小鼠

 その日はもう最悪だった。


 朝礼後にずっと走らされて、くたくたになった後に待っていた射撃のテストで、私はまた最低点を取って殴られた。


 給食ではデザートのゼリーが付いていたことに気付かなくて、意地悪のイワンに食べられてしまったらしい。
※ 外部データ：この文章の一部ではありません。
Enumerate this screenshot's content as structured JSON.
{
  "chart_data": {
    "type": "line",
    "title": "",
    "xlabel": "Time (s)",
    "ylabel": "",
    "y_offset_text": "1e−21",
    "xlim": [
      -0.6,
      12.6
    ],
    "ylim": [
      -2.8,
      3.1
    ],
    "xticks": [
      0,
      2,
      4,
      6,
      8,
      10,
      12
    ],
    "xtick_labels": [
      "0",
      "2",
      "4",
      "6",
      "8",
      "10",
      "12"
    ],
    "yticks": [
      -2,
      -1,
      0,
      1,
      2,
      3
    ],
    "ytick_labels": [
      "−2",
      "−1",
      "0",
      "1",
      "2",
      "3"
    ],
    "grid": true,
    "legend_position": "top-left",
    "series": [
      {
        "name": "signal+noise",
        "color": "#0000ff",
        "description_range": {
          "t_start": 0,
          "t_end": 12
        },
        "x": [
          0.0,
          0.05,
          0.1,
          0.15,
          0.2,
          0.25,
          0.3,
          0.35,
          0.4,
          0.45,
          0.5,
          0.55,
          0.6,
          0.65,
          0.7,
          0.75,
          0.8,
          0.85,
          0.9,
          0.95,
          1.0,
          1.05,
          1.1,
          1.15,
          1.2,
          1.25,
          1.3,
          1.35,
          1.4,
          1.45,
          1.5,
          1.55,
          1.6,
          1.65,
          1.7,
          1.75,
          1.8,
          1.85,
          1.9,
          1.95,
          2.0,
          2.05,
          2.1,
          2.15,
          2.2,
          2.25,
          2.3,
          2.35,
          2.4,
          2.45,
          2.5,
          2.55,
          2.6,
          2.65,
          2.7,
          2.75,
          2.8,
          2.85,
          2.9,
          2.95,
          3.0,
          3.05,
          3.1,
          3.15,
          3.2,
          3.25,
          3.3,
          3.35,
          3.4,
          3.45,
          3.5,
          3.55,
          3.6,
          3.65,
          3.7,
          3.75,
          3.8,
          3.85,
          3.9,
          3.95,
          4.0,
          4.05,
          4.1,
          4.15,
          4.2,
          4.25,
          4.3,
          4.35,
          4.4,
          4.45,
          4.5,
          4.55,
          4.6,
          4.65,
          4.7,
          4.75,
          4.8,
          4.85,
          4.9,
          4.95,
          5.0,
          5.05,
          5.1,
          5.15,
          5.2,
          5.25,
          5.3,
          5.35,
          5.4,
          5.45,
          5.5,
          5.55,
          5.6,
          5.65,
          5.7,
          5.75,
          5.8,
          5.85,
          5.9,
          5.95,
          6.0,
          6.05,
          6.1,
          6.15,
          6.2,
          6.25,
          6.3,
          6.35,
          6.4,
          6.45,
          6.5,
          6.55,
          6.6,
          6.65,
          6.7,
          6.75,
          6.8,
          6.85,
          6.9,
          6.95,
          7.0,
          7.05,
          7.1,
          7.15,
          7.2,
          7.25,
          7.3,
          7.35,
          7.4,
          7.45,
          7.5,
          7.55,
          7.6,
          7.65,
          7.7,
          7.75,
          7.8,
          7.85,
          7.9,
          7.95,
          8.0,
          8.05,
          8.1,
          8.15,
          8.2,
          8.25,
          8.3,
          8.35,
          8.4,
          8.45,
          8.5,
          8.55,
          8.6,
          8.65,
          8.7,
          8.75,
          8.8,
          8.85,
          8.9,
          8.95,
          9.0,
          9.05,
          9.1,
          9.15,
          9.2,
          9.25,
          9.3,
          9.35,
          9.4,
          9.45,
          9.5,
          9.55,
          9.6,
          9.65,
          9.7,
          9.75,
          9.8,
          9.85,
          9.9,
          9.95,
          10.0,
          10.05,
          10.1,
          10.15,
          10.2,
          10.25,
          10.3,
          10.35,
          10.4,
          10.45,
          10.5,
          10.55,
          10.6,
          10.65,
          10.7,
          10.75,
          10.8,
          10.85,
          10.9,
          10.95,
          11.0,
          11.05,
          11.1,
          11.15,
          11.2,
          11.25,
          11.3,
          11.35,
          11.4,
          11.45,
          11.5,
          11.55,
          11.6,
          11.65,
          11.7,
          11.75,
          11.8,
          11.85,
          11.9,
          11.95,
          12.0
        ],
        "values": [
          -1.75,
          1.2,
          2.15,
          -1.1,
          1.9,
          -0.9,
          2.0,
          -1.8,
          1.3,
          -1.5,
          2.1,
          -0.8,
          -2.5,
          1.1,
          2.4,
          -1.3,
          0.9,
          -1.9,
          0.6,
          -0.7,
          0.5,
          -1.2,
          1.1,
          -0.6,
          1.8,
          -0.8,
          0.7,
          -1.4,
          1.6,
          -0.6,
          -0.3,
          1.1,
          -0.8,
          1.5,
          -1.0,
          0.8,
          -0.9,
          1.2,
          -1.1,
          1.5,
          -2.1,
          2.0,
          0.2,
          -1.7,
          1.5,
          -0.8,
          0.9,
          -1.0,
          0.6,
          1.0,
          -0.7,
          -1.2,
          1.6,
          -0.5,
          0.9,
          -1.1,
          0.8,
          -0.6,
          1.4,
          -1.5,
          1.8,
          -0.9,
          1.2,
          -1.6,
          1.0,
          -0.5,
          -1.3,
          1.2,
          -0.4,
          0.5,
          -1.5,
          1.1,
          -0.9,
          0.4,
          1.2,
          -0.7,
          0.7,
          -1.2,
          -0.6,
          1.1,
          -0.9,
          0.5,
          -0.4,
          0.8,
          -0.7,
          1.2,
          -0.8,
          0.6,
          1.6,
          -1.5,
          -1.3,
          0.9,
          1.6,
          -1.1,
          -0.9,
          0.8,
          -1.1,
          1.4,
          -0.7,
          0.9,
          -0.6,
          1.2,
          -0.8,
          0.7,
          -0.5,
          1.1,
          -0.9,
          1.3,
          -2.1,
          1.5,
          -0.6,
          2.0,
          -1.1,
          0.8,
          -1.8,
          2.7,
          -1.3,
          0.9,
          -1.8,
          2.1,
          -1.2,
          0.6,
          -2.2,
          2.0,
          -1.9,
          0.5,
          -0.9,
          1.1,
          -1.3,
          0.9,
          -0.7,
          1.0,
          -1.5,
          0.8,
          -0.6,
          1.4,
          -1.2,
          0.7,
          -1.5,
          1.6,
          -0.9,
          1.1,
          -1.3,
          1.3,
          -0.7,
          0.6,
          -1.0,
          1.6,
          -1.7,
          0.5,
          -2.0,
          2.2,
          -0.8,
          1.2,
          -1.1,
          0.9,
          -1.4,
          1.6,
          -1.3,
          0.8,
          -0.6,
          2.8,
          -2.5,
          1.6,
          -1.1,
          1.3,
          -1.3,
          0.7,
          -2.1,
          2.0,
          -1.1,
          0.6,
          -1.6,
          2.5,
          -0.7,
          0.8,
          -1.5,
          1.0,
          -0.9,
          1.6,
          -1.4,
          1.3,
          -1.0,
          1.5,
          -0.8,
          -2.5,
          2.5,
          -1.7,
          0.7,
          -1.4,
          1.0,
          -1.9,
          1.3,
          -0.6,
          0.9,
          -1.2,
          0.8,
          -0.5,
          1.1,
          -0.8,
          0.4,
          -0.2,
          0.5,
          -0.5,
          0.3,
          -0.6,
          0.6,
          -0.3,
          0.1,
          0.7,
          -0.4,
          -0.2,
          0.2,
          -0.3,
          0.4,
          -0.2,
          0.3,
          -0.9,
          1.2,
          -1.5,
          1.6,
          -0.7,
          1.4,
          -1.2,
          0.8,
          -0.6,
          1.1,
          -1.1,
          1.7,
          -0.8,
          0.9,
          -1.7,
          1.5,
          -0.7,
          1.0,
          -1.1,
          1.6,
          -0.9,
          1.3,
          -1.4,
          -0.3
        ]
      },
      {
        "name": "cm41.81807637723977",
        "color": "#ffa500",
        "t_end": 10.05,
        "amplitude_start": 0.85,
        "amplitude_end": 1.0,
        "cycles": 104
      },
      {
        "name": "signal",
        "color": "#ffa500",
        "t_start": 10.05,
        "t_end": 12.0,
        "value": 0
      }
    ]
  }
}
 そして今、放課後の唯一の楽しみであるラジオが壊れた。


「補給課に、行かないと…。」


 1人で外出するのは苦手だった。


 補給課は学舎からも寄宿舎からも離れていて、くたびれた身体で歩くのは気が重い。


 けれど今日は金曜日。


 補給課が開いている時間にラジオを交換しないと、週末の楽しみも無くなってしまう。


 ちっ、ちっ……。


 鼻歌のように舌を鳴らして歩く。

 通り過ぎる級友が私を見て笑う。いつものことだ。

 小鼠こねずみのグレーテ、それが私。

 私たち4組の子供は3組の子に時々意地悪をされる。いつものことだ。

 今日はちょっと運が悪かっただけ。


「いっ、た……」


 突き落とされた階段の下で、私は自分を見失った。


 鳴らないラジオは守ったけれど、補給課への道がわからない。

 それどころか、寄宿舎に帰るまでも莫大な時間がかかるだろう。


 門限破りは厳しく罰せられる。


「……最悪だ。」


 1人ぼっちの小鼠の鳴き声が、ただ広い空間に空しく響いた。

 


「君、大丈夫?」


 階段の上から、声をかける者があった。

 上背のある、がっしりした人影。体格の割にまだ少年の声だった。


「転んだの?足挫いた?」


 足音なく近付いて、座り込んでいた私の手を取った。


「あなたは、……どなた?」


 その顔を見上げると、彼が奇妙に沈黙した。

 敬礼を求めないと言う事は、少なくとも上官ではない様だった。


「……もしかして、見えない?」


 その問いに素直に頷いた。


 意地を張っても仕方がない。


 例え補給課は諦めるとしても、門限破りの懲罰は御免だった。


「補給課に行きたかったんだけど、迷子になっちゃって……。」

「わかった。」


 彼は頷いて、私の腕を掴み直した。

 掛け声もなく、気づいた時には彼の背に負われていた。


「あの!場所だけ教えて貰えれば大丈夫だから。」

「大丈夫。僕も補給課に用があるんだ。」


 多分声変わりが終わったばかりの、少しザラついた声が優しく響いた。


「君、名前は?何組?」

「グレーテ。……小鼠のグレーテ。」

「小鼠、かわいいね。」


 彼がふと笑い声を漏らす。

 私の事を知らない彼に、4組と答えられなかった。

 

 ──4組は、近いうちに「廃棄」される掃き溜めのクラス。